Nos meses subseqüentes ao 11 de Setembro, o Corpo de Bombeiros fez uma diligência histórica, trazendo centenas de conselheiros e voluntários para trabalhar com sua força desfalcada. A unidade de aconselhamento atende agora 500 bombeiros por mês, ou dez vezes mais do que antes de setembro de 2001. Muitos dos novos casos são bombeiros que admitem problemas com drogas e álcool. Antes do 11 de Setembro, havia cerca de 180 bombeiros com problemas. Só em 2004 a corporação abriu 185 casos e, no mês passado, tratava de um total de 723 bombeiros por uso de drogas.

Rosenheck acha que se o departamento tornasse sua política mais seletiva estaria assumindo a tarefa inviável de distinguir aqueles cujo uso de drogas realmente deriva do trauma do 11 de Setembro dos que poderiam estar usando a tragédia como desculpa.

Se Kelly estivesse entre os que se apresentaram voluntariamente para relatar seu problema, poderia ter garantido o emprego, segundo a política da cidade. Mas essa oportunidade não é aproveitada por alguns bombeiros, segundo conselheiros privados.
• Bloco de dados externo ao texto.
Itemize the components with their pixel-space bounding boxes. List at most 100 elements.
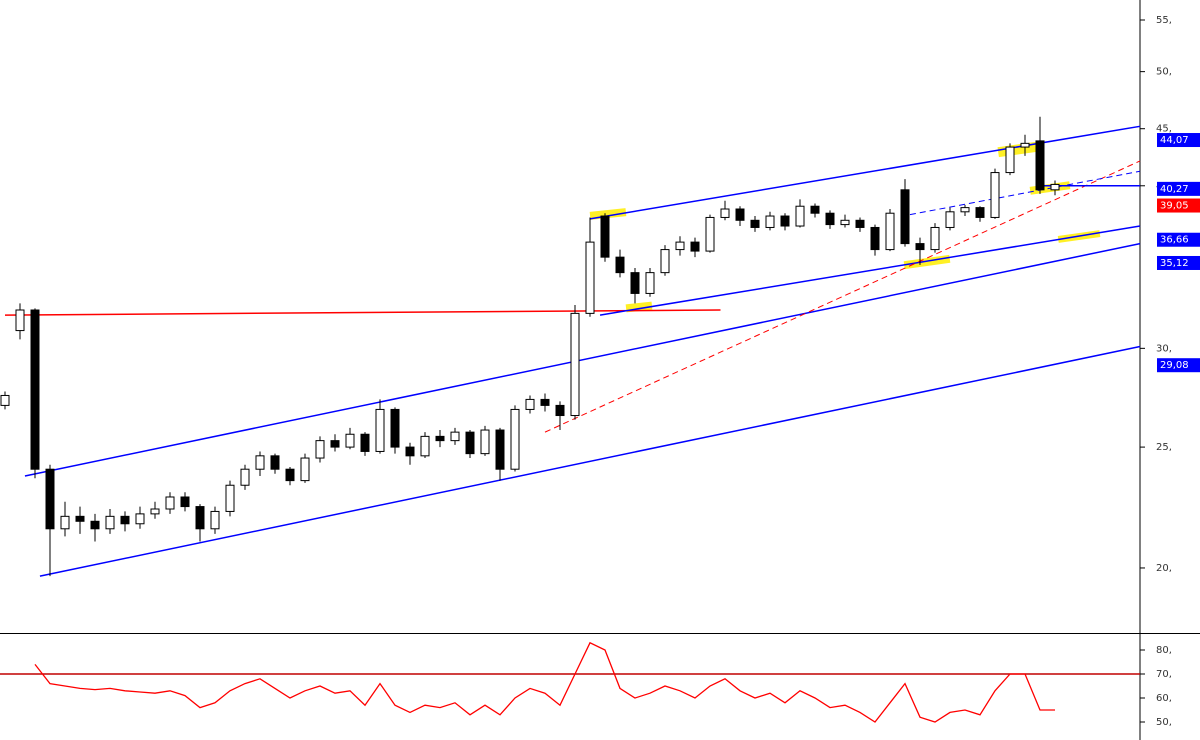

Eles relatam casos de bombeiros que pagam o próprio tratamento por não confiar no sigilo da corporação.

Kelly diz que não se sentiu confortável em se abrir com os conselheiros que procurou depois de trabalhar no marco zero. Ele diz que não os considera capazes de compreender o que ele está passando. Os restos o assombram, diz, até em casa, onde ele não consegue escapar do que viu.

Durante um turno, por volta das 4 da manhã, depois de encontrar mais pedaços de corpos, Kelly diz que alertou um supervisor. O supervisor lhe fez uma série de perguntas: Nome? Posto? Número de identidade? A informação era usada para etiquetar os restos com a identidade da pessoa que os encontrava, muito possivelmente as únicas marcas de identificação que eles poderiam ter.

Kelly diz que sentia ansiedade e culpa. Ele sobrevivera. Outros próximos a ele haviam morrido, incluindo três velhos amigos. Um colega na limpeza, o bombeiro John Hegeman, diz ter visto a transformação em Kelly durante aquele período, embora não soubesse nada sobre uso de drogas. Ele diz que Kelly era conhecido como "General", um homem sisudo que gritava ordens. Agora, Hegeman recorda, ele pode ser levado ás lágrimas por brincadeiras no posto.

Em 2003, Kelly chocou seus colegas ao trocar a Engine Company 281, seu posto de operação em East Flatbush, por um com menos missões de incêndio nas Rockaways. "Fiquei chocado", diz Hegeman. "Ninguém se transfere de nosso posto, ninguém." Kelly diz simplesmente: "Nunca mais queria ver gente morta... gente morta queimada, morta baleada, caída de um telhado, acidentes de carros, suicídios, bebês mortos, mortos no berço."

Em janeiro, depois que seu teste de drogas deu positivo, ele foi suspenso e recebeu uma função burocrática num cubículo, onde tinha pouco a fazer além de lembrar o que tinha visto. Com cinco filhos para sustentar, ele diz que estava a três anos de completar o prazo para uma aposentadoria integral e vitalícia, e agora está ameaçado de perder tudo.

Ele diz que começou a ver a política de tolerância zero como profundamente injusta e, apesar do estigma de ser visto como um consumidor de drogas, resolveu falar longamente sobre isso. Outros bombeiros em situação similar não quiseram ser entrevistados, por considerarem seu uso de drogas um assunto pessoal. "Fiz o que pude durante 17 anos para o Corpo de Bombeiros", diz Kelly. "Eles não me querem mais, e nessas condições, isso fede." Ao mesmo tempo, ele diz que sabia que não podia culpar totalmente a corporação. "Estou tentando dizer, com toda a humildade que posso, que cometi um erro."